Our results demonstrate that collaborations can be improved and both specialties are positive about the impact the new SIPC service will make. However, the barriers identified highlight areas for consideration and further exploration. Patient perceptions of palliative care was identified as a potential barrier to the successful integration of neurology and palliative care services. It is equally important for neurology professionals to have the right understanding of palliative care and to recognise the potential benefit of palliative care for their patients. Indeed, previous studies have demonstrated that the topic of palliative care can still often lead to anxiety in patients, caregivers as well as healthcare professionals.7 8 There is an emphasis on the need for integrated working along with improved education and awareness in order to make palliative care more recognised and more accessible for non-cancer conditions such as LTNCs.9 10 As reported by both specialties, resources must be carefully considered and systems developed for calling on palliative care specialists when truly necessary. The small number of respondents highlights the challenges of conducting research among busy health professionals; however, the geographical variation is an advantage of the survey.

Conclusions

Our results demonstrate the opportunity to increase collaboration between neurology and palliative care services for people with progressive neurological conditions, and the acceptability of SIPC as a model to support this. This survey will be repeated at the end of the trial to understand how collaborations and views have changed, whether the SIPC service has affected the care process and to identify areas for improvement. These survey results will be integrated with the qualitative trial findings to provide a wider context about the effects of SIPC on the processes of care, and the ways in which it might be working effectively.

Acknowledgments

The authors thank the research teams in the six UK sites for facilitating this work and the neurology and palliative care professionals who took the time to complete the survey. The authors also thank the OPTCARE Neuro PPI committee, in particular Dr Cynthia Benz, for their comments and support in the preparation of this report.

Footnotes

Contributors: NH was responsible for the data collection, data analysis and for the initial draft and subsequent versions of this manuscript. WG, CJE, DJ, LMW, AB, VC, KEG, FL and IJH all contributed to the conception and design of the work, commented on the initial draft and approved the final version of the manuscript.

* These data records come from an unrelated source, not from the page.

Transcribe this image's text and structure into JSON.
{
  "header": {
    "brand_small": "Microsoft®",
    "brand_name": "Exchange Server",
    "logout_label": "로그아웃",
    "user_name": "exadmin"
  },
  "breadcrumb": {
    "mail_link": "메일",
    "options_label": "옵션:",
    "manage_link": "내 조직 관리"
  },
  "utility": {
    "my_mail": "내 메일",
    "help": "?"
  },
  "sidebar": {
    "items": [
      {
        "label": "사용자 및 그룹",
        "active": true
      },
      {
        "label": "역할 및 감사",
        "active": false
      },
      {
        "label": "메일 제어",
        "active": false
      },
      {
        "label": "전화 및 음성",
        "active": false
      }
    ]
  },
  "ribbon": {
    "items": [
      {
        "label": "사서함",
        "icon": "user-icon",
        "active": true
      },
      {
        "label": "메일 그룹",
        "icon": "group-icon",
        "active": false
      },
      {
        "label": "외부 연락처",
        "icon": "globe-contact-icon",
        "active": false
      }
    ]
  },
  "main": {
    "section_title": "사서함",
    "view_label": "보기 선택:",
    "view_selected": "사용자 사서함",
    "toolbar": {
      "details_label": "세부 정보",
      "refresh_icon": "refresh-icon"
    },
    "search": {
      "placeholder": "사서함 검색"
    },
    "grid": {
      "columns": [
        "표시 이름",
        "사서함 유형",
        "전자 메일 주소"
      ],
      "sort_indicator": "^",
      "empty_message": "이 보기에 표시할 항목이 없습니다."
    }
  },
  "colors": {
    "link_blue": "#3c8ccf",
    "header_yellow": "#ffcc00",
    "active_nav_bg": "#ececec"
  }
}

Funding: WG, CJE, DJ, AB, VC and IJH had financial support from the National Institute for Health Research (NIHR), Health Services & Delivery Research programme (HS & DR) (12/130/47) for the submitted work. WG and IJH also had financial support from the NIHR Collaboration for Leadership in Applied Health Research & Care (CLAHRC), South London. In addition, CJE is funded by an Health Education England/NIHR Senior Clinical Lectureship and IJH holds an NIHR Emeritus Senior Investigator award.

Disclaimer: The views expressed are those of the authors and not necessarily those of the National Health Service, NIHR or Department of Health.

Competing interests: None declared.

Ethics approval: National Research Ethics Service Committee London South East.

Provenance and peer review: Not commissioned; externally peer reviewed.